So, we had a thingy at the downtown library at noon–a couple of really nice bigwigs in Christian publishing (one a lawyer and one an agent) and me. We were talking about self-publishing but I stand by my assertion that what we think of as self-publishing and what we think of as “real” publishing are on a collision course because neither is a sustainable model. In a way, it’s kind of like watching two stars circle round each other, knowing the day when they will crash together is fast approaching.
After our talk today, I think I’ve decided that it may be at the agency level where we see a new constellation of publishing activity. Since the agent is already doing some vetting and some editing and riding shotgun on marketing and publicity, plus all the agenty stuff of making deals and tracking down money, it wouldn’t take that much for them to hire on an editor and a designer or two and just do everything in-house.
Anyway, it was fun and interesting. I wish there were some way everyone in publishing in Nashville could run into each other more often. I learn so much from these kinds of things.

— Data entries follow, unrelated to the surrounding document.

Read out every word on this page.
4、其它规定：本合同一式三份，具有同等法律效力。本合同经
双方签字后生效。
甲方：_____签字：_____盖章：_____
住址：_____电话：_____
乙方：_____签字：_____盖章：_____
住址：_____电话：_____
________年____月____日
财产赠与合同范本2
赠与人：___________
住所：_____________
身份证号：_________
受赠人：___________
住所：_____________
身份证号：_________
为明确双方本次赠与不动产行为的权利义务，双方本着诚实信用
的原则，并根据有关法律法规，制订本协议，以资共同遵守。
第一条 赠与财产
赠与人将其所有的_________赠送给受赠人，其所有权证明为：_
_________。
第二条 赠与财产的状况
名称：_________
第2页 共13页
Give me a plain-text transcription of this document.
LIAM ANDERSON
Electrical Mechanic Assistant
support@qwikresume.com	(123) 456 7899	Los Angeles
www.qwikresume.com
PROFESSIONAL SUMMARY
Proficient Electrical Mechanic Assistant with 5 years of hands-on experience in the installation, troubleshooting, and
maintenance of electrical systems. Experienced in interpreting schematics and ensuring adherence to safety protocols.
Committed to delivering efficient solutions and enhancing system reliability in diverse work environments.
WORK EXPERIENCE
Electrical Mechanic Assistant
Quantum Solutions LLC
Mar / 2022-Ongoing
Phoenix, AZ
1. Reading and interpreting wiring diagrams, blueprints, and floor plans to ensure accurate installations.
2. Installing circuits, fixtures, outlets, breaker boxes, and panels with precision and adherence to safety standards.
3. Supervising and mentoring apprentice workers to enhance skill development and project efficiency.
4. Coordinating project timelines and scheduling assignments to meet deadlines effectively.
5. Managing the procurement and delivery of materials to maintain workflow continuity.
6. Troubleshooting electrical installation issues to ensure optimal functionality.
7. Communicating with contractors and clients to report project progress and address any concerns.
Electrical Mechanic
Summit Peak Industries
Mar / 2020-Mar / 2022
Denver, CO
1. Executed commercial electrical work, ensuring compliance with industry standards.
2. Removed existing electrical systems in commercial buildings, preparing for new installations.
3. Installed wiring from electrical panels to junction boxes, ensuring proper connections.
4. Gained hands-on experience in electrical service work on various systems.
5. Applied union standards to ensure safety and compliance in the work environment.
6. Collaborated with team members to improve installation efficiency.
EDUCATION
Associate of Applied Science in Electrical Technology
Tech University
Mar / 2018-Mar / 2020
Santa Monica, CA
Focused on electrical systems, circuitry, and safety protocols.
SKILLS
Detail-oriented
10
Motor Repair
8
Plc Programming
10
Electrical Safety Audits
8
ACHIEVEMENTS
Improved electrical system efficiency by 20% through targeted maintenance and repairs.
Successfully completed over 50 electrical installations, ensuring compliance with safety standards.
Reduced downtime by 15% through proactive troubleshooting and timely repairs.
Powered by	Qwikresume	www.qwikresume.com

I have a couple of long spans today where I’m sitting around waiting on various things, so I got myself Sara Gran’s Claire DeWitt and the City of the Dead from the library. I then made the mistake of deciding I’d read a couple of chapters while my dinner was cooking. I ended up reading the whole book. Just fuck my evening, I’m reading.
It’s terrific. I just can’t say enough good things about it. I think I have kind of an unconscious bias against mysteries because the whole time I was reading it, I kept thinking to myself, “this is really good” as if that were shocking.
Anyway, so the Butcher finally got home and I was telling him all about how DeWitt is like a throwback detective–she does drugs and tries to have visions and everyone hates her and is a little afraid of her and it’s all very mystical in this really gritty way. And I told him that I honestly can’t remember the last time I read a book for grown-ups which featured a female main character in which she doesn’t have sex and she’s not raped (though there is a moment when she refers back very vaguely to a previous sexual assault).
And he said, “Unlike your stuff” and then he laughed and said, “Ooo, burn.” And then he said, “I’m an asshole. Funny, but an asshole.” And we both laughed.
And then I stuffed the book up his nose.
I let the dog out and then went to bed. And then got up, took the dog for a walk, which required two tyings of the same shoe lace, ate breakfast, and wrote this.